The value that a judge might bring to an oversight process such as this is an ability to read and understand the powers available to the examiner and to act with good authority. Any discerning judge reading the new Act will see instantly that the power of “information holders” to withhold or redact information sought by the examiner to protect sources, or a third-party provider of intelligence, is so sweeping as to fatally undermine the probing power of the office.

The pool of potentially eligible appointees is already tiny and it will be emptied further when you factor in the number of judges who will take one read of the legislation and decide not to have their time wasted in fronting an office of chimeric potential.

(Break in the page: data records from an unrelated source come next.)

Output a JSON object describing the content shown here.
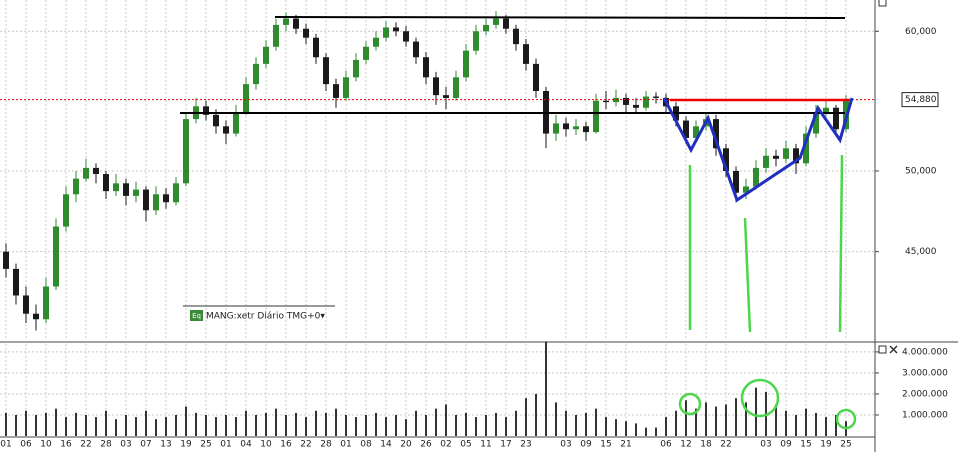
{
  "chart_data": [
    {
      "type": "candlestick",
      "legend_icon": "Eq",
      "legend_label": "MANG:xetr Diário TMG+0▾",
      "log_scale": true,
      "grid": true,
      "up_color": "#2e8b2e",
      "down_color": "#1a1a1a",
      "ylim": [
        40100,
        62500
      ],
      "yticks": [
        {
          "value": 45000,
          "label": "45,000"
        },
        {
          "value": 50000,
          "label": "50,000"
        },
        {
          "value": 60000,
          "label": "60,000"
        }
      ],
      "last_price": {
        "value": 54880,
        "label": "54,880"
      },
      "categories": [
        "01",
        null,
        "06",
        null,
        "10",
        null,
        "16",
        null,
        "22",
        null,
        "28",
        null,
        "03",
        null,
        "07",
        null,
        "13",
        null,
        "19",
        null,
        "25",
        null,
        "01",
        null,
        "04",
        null,
        "10",
        null,
        "16",
        null,
        "22",
        null,
        "28",
        null,
        "01",
        null,
        "08",
        null,
        "14",
        null,
        "20",
        null,
        "26",
        null,
        "02",
        null,
        "05",
        null,
        "11",
        null,
        "17",
        null,
        "23",
        null,
        null,
        null,
        "03",
        null,
        "09",
        null,
        "15",
        null,
        "21",
        null,
        null,
        null,
        "06",
        null,
        "12",
        null,
        "18",
        null,
        "22",
        null,
        null,
        null,
        "03",
        null,
        "09",
        null,
        "15",
        null,
        "19",
        null,
        "25"
      ],
      "ohlc": [
        [
          45000,
          45500,
          43500,
          44000
        ],
        [
          44000,
          44300,
          42000,
          42500
        ],
        [
          42500,
          43000,
          41000,
          41500
        ],
        [
          41500,
          42000,
          40600,
          41200
        ],
        [
          41200,
          43500,
          41000,
          43000
        ],
        [
          43000,
          47000,
          42800,
          46500
        ],
        [
          46500,
          49000,
          46200,
          48500
        ],
        [
          48500,
          50000,
          48000,
          49500
        ],
        [
          49500,
          50800,
          49300,
          50200
        ],
        [
          50200,
          50500,
          49200,
          49800
        ],
        [
          49800,
          50000,
          48200,
          48700
        ],
        [
          48700,
          49800,
          48400,
          49200
        ],
        [
          49200,
          49500,
          47800,
          48400
        ],
        [
          48400,
          49300,
          48000,
          48800
        ],
        [
          48800,
          49000,
          46800,
          47500
        ],
        [
          47500,
          49000,
          47200,
          48500
        ],
        [
          48500,
          48900,
          47600,
          48000
        ],
        [
          48000,
          49600,
          47800,
          49200
        ],
        [
          49200,
          54000,
          49000,
          53500
        ],
        [
          53500,
          55000,
          53200,
          54400
        ],
        [
          54400,
          54800,
          53400,
          53800
        ],
        [
          53800,
          54200,
          52500,
          53000
        ],
        [
          53000,
          53400,
          51800,
          52500
        ],
        [
          52500,
          54500,
          52300,
          54000
        ],
        [
          54000,
          56500,
          53800,
          56000
        ],
        [
          56000,
          58000,
          55600,
          57500
        ],
        [
          57500,
          59300,
          57200,
          58800
        ],
        [
          58800,
          61000,
          58500,
          60500
        ],
        [
          60500,
          61500,
          60000,
          61000
        ],
        [
          61000,
          61300,
          59800,
          60200
        ],
        [
          60200,
          60600,
          59000,
          59500
        ],
        [
          59500,
          59800,
          57500,
          58000
        ],
        [
          58000,
          58300,
          55500,
          56000
        ],
        [
          56000,
          56400,
          54300,
          55000
        ],
        [
          55000,
          57000,
          54800,
          56500
        ],
        [
          56500,
          58300,
          56200,
          57800
        ],
        [
          57800,
          59200,
          57500,
          58800
        ],
        [
          58800,
          60000,
          58500,
          59500
        ],
        [
          59500,
          60800,
          59200,
          60300
        ],
        [
          60300,
          60700,
          59600,
          60000
        ],
        [
          60000,
          60400,
          58800,
          59200
        ],
        [
          59200,
          59500,
          57500,
          58000
        ],
        [
          58000,
          58400,
          56000,
          56500
        ],
        [
          56500,
          56900,
          54500,
          55200
        ],
        [
          55200,
          55800,
          54200,
          55000
        ],
        [
          55000,
          57000,
          54800,
          56500
        ],
        [
          56500,
          59000,
          56200,
          58500
        ],
        [
          58500,
          60500,
          58200,
          60000
        ],
        [
          60000,
          61000,
          59700,
          60500
        ],
        [
          60500,
          61600,
          60200,
          61000
        ],
        [
          61000,
          61300,
          59800,
          60200
        ],
        [
          60200,
          60500,
          58500,
          59000
        ],
        [
          59000,
          59400,
          57000,
          57500
        ],
        [
          57500,
          57900,
          55000,
          55500
        ],
        [
          55500,
          55800,
          51500,
          52500
        ],
        [
          52500,
          53800,
          52000,
          53200
        ],
        [
          53200,
          53600,
          52300,
          52800
        ],
        [
          52800,
          53500,
          52400,
          53000
        ],
        [
          53000,
          53300,
          52000,
          52600
        ],
        [
          52600,
          55300,
          52500,
          54800
        ],
        [
          54800,
          55500,
          54200,
          54700
        ],
        [
          54700,
          55600,
          54400,
          55000
        ],
        [
          55000,
          55300,
          54000,
          54500
        ],
        [
          54500,
          55000,
          53900,
          54300
        ],
        [
          54300,
          55500,
          54100,
          55100
        ],
        [
          55100,
          55400,
          54600,
          55000
        ],
        [
          55000,
          55300,
          54000,
          54400
        ],
        [
          54400,
          54700,
          53000,
          53400
        ],
        [
          53400,
          53700,
          51800,
          52200
        ],
        [
          52200,
          53400,
          52000,
          53000
        ],
        [
          53000,
          54000,
          52700,
          53500
        ],
        [
          53500,
          53800,
          51000,
          51500
        ],
        [
          51500,
          51800,
          49600,
          50000
        ],
        [
          50000,
          50300,
          48000,
          48600
        ],
        [
          48600,
          49500,
          48200,
          49000
        ],
        [
          49000,
          50700,
          48800,
          50200
        ],
        [
          50200,
          51500,
          49900,
          51000
        ],
        [
          51000,
          51400,
          50300,
          50800
        ],
        [
          50800,
          52000,
          50500,
          51500
        ],
        [
          51500,
          51800,
          49800,
          50500
        ],
        [
          50500,
          53000,
          50300,
          52500
        ],
        [
          52500,
          54500,
          52200,
          54000
        ],
        [
          54000,
          54800,
          53700,
          54300
        ],
        [
          54300,
          54500,
          52300,
          52800
        ],
        [
          52800,
          55200,
          52600,
          54880
        ]
      ]
    },
    {
      "type": "bar",
      "color": "#333333",
      "ylim": [
        0,
        4400000
      ],
      "yticks": [
        {
          "value": 1000000,
          "label": "1.000.000"
        },
        {
          "value": 2000000,
          "label": "2.000.000"
        },
        {
          "value": 3000000,
          "label": "3.000.000"
        },
        {
          "value": 4000000,
          "label": "4.000.000"
        }
      ],
      "values": [
        1100000,
        1000000,
        1200000,
        1000000,
        1100000,
        1300000,
        900000,
        1100000,
        1000000,
        900000,
        1200000,
        800000,
        1000000,
        900000,
        1200000,
        800000,
        900000,
        1000000,
        1400000,
        1100000,
        1000000,
        900000,
        1000000,
        900000,
        1200000,
        1000000,
        1100000,
        1300000,
        1000000,
        1100000,
        900000,
        1200000,
        1100000,
        1300000,
        1000000,
        900000,
        1000000,
        1100000,
        900000,
        1000000,
        800000,
        1200000,
        1000000,
        1300000,
        1500000,
        1000000,
        1100000,
        900000,
        1000000,
        1100000,
        900000,
        1200000,
        1800000,
        2000000,
        4500000,
        1600000,
        1200000,
        1000000,
        1100000,
        1300000,
        900000,
        800000,
        700000,
        600000,
        400000,
        400000,
        900000,
        1200000,
        1700000,
        1300000,
        1600000,
        1400000,
        1500000,
        1800000,
        1600000,
        2300000,
        2100000,
        1500000,
        1200000,
        1000000,
        1300000,
        1100000,
        900000,
        1000000,
        700000
      ]
    }
  ]
}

This is not inconsequential. Weak oversight – if we have learned anything of our considerable experience of this phenomenon – leads to endemic dysfunction and facilitates corruption. It enables a culture of negligible accountability and casual impunity. Many of the controversial issues that led to an existential crisis for An Garda Síochána in the period leading up to the establishment of the commission in 2017 were traceable to controversies arising from the dual role in which the blanket excuse of national security was invoked to evade accountability.

It is noteworthy that the level of oversight of security that operates in Northern Ireland is appreciably stronger than that which will operate in the South under this new independent examiner regime. This is yet another example of the exceptionalism that pervades our thinking on what constitutes appropriate scrutiny and human rights protections in this part of the island of Ireland, something that is acutely evident in the context of policing and security.

The recommendations of the commission constituted a holistic blueprint. Our nuanced and pragmatic position on national security, the dual role and oversight may have taken too much on trust. These issues will almost certainly need to be revisited in the future, by which time few will remember that a practicable and sensible solution was proffered in 2018, that it was grounded in evidence of what worked well elsewhere, that it was accepted with great fanfare by the Government initially, and then compromised beyond recognition when enacted into law. What a sorry and very Irish saga.

Donncha O’Connell is an Established Professor of Law in University of Galway. He was a member of the Commission on the Future of Policing and chaired its Governance, Oversight & Accountability Sub-Committee.